FOR A PLACE DEDICATED TO BEING SUSTAINABLE, Earthaven has a fundamental problem: It’s not. Not even close. No one pretends otherwise. There’s not enough money, not enough labor.“There’s just not enough people here,” longtime member Sue Stone says.
You can’t buy a sandwich at Earthaven. You can’t even buy a loaf of bread. You can buy a dozen organic eggs from a little farm in the center of the village, but no orange juice. There’s a trading post that doubles as an Internet cafe, but it doesn’t have enough of a customer base to carry much merchandise. For a quarter you can buy a cigarette, but you have to roll it yourself.
A dentist would be nice.

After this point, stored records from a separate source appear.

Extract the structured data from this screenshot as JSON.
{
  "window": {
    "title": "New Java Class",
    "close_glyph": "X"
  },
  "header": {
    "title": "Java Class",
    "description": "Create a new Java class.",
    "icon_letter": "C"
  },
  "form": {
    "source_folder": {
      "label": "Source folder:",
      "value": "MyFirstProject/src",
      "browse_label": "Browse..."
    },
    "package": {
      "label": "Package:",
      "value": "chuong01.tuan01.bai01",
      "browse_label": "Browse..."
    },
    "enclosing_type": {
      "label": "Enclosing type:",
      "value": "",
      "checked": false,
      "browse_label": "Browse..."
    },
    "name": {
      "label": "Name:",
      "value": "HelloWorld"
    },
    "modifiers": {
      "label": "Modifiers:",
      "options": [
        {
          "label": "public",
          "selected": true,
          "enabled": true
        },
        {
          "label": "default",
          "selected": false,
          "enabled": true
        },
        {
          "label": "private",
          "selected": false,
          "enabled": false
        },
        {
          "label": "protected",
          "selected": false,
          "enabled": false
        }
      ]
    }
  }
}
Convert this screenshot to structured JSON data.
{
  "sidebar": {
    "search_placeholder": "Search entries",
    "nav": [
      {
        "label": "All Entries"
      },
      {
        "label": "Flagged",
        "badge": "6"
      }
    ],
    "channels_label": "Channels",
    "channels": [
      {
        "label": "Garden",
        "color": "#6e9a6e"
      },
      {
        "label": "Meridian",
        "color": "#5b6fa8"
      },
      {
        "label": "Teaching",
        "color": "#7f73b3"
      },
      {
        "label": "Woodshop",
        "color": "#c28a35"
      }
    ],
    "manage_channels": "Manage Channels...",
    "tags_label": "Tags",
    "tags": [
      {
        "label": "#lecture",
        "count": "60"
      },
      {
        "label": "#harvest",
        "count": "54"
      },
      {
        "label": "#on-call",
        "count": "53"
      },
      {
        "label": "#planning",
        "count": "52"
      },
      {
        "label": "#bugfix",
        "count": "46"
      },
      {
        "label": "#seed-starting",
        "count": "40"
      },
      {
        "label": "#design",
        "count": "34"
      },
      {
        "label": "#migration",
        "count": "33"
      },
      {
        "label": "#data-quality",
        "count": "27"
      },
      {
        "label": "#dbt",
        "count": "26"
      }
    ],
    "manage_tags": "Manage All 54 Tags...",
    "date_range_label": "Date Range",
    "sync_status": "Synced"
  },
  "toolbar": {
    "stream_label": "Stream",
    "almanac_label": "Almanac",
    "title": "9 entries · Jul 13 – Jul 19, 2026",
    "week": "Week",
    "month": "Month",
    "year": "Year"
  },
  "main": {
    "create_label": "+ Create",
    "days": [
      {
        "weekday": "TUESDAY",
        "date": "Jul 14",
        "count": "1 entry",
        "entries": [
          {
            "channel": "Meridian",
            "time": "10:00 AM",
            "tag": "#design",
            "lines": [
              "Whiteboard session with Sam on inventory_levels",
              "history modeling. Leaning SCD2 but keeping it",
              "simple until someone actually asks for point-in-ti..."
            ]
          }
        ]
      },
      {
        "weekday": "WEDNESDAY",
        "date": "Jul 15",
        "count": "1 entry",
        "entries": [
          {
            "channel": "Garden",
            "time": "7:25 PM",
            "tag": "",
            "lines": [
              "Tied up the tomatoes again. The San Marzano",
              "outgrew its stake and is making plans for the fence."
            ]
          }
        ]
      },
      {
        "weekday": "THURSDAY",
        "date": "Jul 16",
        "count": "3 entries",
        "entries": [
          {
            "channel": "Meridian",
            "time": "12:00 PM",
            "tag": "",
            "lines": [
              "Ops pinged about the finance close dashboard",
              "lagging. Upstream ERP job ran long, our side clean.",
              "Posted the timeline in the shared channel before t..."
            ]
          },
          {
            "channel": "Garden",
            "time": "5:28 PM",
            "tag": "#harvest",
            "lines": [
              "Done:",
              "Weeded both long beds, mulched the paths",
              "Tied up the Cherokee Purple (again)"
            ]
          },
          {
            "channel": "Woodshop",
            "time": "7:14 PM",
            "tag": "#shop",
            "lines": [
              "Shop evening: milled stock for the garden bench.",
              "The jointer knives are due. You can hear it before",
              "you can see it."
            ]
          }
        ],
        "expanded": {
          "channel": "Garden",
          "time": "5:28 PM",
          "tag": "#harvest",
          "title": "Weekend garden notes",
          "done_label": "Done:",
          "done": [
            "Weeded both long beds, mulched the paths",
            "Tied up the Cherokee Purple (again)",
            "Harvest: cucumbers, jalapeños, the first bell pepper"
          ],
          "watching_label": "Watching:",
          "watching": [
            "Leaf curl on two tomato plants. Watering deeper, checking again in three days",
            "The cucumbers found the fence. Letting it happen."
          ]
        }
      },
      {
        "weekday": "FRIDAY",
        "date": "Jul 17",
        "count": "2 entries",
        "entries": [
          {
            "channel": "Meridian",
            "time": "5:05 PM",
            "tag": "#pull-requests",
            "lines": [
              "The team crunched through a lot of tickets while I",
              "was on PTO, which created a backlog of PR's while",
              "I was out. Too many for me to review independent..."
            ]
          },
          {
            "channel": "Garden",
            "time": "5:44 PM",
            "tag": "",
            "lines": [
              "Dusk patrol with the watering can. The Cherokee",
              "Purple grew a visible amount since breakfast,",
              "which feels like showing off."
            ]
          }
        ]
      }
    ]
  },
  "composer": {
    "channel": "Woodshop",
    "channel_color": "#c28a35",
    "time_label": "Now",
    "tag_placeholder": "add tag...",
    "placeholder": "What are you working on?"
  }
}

Greg Geis has a cracked tooth. “I haven’t had my eyes checked for nine years,” he told me.
And it goes on like that.
At any rate, the piece touches on a bunch of different issues related to energy use and conservation and I thought it was interesting. Maybe you will too.
He did an online chat about it today.
And as a sidenote, Catherine already posted on this but I want to add my own two cents: Japan’s annual dolphin hunt is an appalling and brutal anachronism. How can we tolerate such utter cruelty and sadism toward creatures of such intelligence? I’m not against eating meat or the industries that requires, but there are good ways to do it and bad ways to do it. It seems pretty clear that slowly and painfully slaughtering a self-aware mammal and then (maybe) using the meat as fertilizer and pet food is fundamentally inhumane. I really hope this practice is stopped soon.